Our cluster consists of 17 nodes: 16 data-nodes, 2 of which are also masters, and a dedicated master. Due to the human error the cluster suffered an almost simultaneous restart of 2 of 3 master nodes. Since we have discovery.zen.minimum_master_nodes:
set to 3
, the cluster went down. When the restarted masters re-joined the cluster, it marked 3000 shards (of 50k) as unassigned
, and started recovery process. Tasks queue began to increase, growing up to 1.5k tasks and 2.5 hours of lag in next five hours.
These five hours later, the third master node was restarted. After that all shards were marked as unassigned
and recovery was started from the beginning. Pending task queue shrunk to 0, and began to grow steadily, this time growing in six hours up to 20k tasks and more than 3 hours of lag. Most of the tasks were like this:
{
"insert_order":3374,
"priority":"URGENT",
"source":"shard-started ([foo-2016-11-10-19][0], node[nefPZKFxS9SCIO2Q9KsmzA], [R], v[10], s[INITIALIZING], a[id=6PcxFdOlQlqVytZiSow8dg], unassigned_info[[reason=CLUSTER_RECOVERED], at[2016-11-30T01:41:15.481Z]]), reason [after recovery (replica) from node [{elastic-node-dc1-t3}{TJAsGT59RPiq9dCSztAuUg}{x.x.x.178}{x.x.x.178:9300}{rack_id=c1_a, master=false}]]",
"executing":false,
"time_in_queue_millis":771072,
"time_in_queue":"12.8m"
}
Due to the task queue saturation, new indices weren't created, which was a big issue, since we're using per-hour indexing for data.
As a result we've decided to move 2 master nodes to dedicated hardware. We've done it gradually, so this time the cluster suffered no downtime. So the topology became the following: 16 dedicated data nodes and 3 dedicated master nodes. However, this didn't fix the issue: the task queue shrunk to 0 again, but instantly began to grow at the same pace as before.
Given that we've set cluster.routing.allocation.enable
to primaries
(it took some time for cluster to apply this setting since it looks like it's also done via tasks/events mechanics). After all shards were recovered, we've finally seen new indices creating. Since then we've tried setting cluster.routing.allocation.enable
back to all
, but the task queue began to grow again, some weird relocations were started (we have rack awareness enabled; the cluster was re-balancing shards between racks back and forth), and new indices were unable to be created again.

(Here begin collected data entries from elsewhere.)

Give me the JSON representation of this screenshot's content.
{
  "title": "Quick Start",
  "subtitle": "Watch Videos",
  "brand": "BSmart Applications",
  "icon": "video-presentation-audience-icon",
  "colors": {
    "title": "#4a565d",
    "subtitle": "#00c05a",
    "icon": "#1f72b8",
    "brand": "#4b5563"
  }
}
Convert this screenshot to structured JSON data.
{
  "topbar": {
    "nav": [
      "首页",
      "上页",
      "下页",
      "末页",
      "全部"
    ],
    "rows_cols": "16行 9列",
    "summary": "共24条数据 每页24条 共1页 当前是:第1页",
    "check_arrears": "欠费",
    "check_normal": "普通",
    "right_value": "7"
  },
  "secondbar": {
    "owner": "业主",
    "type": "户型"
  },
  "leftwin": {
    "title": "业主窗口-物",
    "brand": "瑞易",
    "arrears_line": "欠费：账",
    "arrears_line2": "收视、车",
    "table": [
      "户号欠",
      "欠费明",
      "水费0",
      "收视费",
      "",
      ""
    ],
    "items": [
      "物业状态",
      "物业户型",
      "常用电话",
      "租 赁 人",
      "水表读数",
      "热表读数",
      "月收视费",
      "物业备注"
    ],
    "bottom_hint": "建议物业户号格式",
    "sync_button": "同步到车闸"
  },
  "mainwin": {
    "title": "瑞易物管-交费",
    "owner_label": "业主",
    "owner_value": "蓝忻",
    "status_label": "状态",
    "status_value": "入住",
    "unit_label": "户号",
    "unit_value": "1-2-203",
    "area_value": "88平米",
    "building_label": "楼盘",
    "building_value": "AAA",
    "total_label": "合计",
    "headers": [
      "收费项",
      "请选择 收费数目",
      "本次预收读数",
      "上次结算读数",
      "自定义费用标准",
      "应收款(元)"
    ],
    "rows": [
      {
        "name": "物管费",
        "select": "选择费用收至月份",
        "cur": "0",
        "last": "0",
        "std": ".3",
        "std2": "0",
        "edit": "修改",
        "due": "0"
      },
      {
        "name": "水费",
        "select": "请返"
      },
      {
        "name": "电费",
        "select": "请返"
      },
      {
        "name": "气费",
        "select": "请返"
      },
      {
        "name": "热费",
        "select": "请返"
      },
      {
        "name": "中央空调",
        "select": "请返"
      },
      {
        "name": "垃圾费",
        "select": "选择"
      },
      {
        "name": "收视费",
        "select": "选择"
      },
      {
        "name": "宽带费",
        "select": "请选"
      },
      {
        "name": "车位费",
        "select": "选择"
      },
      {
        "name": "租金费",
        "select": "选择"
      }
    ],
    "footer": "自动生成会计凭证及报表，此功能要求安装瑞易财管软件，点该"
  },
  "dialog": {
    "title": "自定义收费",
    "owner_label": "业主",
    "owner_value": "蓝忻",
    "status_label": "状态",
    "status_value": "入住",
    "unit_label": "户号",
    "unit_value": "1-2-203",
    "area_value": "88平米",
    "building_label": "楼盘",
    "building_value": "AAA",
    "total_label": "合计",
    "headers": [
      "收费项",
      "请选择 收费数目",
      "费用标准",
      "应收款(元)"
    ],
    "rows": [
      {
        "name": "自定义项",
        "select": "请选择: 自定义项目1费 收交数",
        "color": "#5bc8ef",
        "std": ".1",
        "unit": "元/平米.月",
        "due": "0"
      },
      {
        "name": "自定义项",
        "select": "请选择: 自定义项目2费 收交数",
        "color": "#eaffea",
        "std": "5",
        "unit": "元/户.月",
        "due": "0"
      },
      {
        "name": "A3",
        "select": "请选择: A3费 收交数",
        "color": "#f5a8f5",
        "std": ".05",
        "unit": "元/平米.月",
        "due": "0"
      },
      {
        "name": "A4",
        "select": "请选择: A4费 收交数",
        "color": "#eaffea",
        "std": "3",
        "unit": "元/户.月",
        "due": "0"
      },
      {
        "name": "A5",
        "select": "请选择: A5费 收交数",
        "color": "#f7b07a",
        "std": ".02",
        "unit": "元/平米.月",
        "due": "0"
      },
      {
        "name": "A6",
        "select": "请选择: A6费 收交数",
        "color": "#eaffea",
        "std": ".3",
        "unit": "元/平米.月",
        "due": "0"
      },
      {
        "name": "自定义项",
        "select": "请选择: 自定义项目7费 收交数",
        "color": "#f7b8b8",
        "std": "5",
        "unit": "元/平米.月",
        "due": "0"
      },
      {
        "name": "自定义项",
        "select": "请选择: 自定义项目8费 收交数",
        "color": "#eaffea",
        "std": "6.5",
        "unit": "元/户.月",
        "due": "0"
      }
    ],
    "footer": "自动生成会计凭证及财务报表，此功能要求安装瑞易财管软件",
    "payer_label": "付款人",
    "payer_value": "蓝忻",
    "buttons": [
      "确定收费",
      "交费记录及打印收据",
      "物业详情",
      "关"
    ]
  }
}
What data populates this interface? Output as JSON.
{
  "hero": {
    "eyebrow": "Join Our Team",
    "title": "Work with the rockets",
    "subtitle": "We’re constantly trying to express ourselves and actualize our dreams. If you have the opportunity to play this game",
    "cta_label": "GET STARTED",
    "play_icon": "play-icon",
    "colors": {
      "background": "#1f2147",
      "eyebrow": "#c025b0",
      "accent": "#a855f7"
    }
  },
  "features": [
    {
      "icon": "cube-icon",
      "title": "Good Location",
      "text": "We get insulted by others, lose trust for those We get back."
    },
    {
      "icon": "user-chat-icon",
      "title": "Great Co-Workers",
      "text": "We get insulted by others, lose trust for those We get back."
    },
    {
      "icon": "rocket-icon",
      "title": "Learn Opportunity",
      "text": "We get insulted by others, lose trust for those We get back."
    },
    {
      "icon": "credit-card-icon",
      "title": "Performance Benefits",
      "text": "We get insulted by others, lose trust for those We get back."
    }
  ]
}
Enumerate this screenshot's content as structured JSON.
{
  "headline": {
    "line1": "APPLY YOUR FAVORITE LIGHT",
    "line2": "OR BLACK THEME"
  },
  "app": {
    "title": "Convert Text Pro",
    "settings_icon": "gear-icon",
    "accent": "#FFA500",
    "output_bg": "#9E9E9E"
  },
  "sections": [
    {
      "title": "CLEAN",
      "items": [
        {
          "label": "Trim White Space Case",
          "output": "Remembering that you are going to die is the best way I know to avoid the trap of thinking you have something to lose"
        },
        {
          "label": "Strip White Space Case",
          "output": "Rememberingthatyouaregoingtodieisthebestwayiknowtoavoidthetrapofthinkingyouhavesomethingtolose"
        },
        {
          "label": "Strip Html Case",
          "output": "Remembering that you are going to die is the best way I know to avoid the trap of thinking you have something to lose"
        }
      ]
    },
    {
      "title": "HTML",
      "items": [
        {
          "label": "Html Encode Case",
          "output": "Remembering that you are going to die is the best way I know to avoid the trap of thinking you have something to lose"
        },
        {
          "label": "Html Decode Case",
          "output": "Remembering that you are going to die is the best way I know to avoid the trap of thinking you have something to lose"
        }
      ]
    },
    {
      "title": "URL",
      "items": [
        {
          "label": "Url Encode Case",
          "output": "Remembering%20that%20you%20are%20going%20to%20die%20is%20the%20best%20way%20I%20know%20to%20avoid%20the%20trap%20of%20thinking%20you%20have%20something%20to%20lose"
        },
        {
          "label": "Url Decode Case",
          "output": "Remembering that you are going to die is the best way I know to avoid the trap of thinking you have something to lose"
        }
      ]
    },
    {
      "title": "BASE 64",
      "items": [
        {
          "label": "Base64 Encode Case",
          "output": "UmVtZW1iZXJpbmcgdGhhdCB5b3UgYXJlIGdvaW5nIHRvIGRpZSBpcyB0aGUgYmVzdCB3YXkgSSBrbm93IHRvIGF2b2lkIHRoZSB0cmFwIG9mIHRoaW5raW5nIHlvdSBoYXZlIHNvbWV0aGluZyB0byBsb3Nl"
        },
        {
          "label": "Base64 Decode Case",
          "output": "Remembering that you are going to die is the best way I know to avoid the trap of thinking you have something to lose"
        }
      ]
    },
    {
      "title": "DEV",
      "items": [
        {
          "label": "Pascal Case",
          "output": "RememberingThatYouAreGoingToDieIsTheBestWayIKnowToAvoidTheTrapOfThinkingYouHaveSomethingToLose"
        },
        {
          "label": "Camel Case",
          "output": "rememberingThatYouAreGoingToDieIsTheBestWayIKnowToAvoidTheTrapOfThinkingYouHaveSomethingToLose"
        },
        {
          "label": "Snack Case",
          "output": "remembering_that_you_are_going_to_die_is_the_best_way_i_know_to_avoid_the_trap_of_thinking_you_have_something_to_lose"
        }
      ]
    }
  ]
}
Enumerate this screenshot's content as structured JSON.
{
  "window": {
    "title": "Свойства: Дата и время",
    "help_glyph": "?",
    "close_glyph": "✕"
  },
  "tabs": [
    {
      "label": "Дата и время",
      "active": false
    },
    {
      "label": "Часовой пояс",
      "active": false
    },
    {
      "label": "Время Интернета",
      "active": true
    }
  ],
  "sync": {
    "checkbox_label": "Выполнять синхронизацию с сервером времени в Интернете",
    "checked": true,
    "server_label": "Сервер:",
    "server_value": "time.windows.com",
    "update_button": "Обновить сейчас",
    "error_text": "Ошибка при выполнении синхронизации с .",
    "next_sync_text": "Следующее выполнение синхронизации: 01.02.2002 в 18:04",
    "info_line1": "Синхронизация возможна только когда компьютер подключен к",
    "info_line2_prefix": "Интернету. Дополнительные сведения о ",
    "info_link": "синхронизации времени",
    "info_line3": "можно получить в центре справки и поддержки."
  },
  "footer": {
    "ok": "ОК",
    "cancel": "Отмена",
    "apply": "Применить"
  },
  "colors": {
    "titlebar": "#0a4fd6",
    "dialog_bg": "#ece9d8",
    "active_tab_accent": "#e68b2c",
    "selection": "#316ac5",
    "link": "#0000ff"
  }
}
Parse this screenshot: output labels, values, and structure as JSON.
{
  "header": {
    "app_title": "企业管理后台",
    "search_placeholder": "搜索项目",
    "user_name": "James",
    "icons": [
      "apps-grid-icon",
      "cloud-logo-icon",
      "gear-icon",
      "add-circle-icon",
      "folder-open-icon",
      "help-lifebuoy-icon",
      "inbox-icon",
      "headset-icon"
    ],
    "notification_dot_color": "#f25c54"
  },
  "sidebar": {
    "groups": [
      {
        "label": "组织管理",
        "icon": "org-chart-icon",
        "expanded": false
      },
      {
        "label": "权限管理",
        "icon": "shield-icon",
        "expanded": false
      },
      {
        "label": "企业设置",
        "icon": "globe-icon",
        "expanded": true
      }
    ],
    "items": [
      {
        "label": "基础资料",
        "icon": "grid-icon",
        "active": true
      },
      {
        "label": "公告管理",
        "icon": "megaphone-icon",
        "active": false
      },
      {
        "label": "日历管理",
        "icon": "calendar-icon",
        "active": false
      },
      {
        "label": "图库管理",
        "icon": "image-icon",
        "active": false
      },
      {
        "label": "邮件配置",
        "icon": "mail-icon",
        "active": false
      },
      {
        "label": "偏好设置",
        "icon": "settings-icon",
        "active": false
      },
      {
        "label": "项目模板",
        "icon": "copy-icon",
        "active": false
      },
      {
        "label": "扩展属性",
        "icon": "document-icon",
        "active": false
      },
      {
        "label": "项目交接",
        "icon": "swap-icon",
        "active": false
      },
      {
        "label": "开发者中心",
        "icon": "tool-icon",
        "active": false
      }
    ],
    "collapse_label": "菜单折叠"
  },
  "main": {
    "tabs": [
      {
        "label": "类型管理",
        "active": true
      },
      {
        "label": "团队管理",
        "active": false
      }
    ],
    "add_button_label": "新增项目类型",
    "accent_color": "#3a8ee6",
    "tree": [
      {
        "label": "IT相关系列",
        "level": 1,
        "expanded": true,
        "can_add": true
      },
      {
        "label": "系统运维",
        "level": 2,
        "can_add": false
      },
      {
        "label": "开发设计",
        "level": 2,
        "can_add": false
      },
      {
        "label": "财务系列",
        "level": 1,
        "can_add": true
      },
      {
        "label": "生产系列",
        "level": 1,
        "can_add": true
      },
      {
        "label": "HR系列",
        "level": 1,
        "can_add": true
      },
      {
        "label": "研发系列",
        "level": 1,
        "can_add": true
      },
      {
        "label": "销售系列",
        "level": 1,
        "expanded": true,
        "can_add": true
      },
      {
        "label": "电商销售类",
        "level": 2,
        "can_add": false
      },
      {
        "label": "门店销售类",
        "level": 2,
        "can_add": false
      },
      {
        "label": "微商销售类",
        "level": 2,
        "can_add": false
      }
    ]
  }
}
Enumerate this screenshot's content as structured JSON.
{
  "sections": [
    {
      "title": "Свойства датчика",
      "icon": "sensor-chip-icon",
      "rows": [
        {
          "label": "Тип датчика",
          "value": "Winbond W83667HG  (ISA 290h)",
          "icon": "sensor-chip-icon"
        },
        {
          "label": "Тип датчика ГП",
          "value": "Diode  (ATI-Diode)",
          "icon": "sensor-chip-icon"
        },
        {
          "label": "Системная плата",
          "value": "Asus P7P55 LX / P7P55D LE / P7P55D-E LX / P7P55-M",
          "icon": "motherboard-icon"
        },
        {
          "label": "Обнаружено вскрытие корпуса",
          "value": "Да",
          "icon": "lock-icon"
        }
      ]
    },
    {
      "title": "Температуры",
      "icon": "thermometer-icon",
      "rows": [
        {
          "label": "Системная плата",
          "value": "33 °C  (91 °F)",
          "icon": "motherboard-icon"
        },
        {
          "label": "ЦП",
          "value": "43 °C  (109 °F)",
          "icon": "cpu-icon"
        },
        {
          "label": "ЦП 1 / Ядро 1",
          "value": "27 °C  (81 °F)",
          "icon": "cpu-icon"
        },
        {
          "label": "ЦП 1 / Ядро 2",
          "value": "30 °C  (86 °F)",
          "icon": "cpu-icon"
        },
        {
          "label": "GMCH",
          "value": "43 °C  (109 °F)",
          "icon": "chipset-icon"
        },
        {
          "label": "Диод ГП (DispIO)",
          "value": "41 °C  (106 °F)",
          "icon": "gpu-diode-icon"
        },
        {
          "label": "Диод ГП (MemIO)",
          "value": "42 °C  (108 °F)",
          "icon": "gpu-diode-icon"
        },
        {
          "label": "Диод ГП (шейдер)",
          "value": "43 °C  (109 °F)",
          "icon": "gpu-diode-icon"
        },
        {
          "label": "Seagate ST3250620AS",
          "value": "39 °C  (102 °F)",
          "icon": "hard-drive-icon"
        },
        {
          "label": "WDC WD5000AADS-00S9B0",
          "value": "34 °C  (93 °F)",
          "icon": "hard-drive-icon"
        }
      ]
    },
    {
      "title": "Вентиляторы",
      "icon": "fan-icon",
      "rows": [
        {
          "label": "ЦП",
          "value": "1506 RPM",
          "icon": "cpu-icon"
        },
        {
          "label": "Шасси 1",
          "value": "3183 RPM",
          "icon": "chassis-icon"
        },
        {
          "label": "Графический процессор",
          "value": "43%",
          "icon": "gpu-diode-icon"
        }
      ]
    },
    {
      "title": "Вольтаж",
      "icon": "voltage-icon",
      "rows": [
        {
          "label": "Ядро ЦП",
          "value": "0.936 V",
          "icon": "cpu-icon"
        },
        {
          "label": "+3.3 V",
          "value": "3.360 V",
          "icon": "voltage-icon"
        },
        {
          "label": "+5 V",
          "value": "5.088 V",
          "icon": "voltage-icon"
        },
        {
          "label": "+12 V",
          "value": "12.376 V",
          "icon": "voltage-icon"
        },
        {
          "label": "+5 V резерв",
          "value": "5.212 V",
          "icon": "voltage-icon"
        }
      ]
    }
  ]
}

So right now we have cluster.routing.allocation.enable
set to primaries
, several hundreds of shards underreplicated, and no idea what to do next. Is waiting for cluster to re-balance the only option? Why the re-balance process stuffs the task queue so hardly anything else could be done?
Some useful info:
- Elasticsearch:
Version: 2.3.2, Build: b9e4a6a/2016-04-21T16:03:47Z, JVM: 1.7.0_79
- Approximate number of indices:
6200
- Approximate number of shards:
50000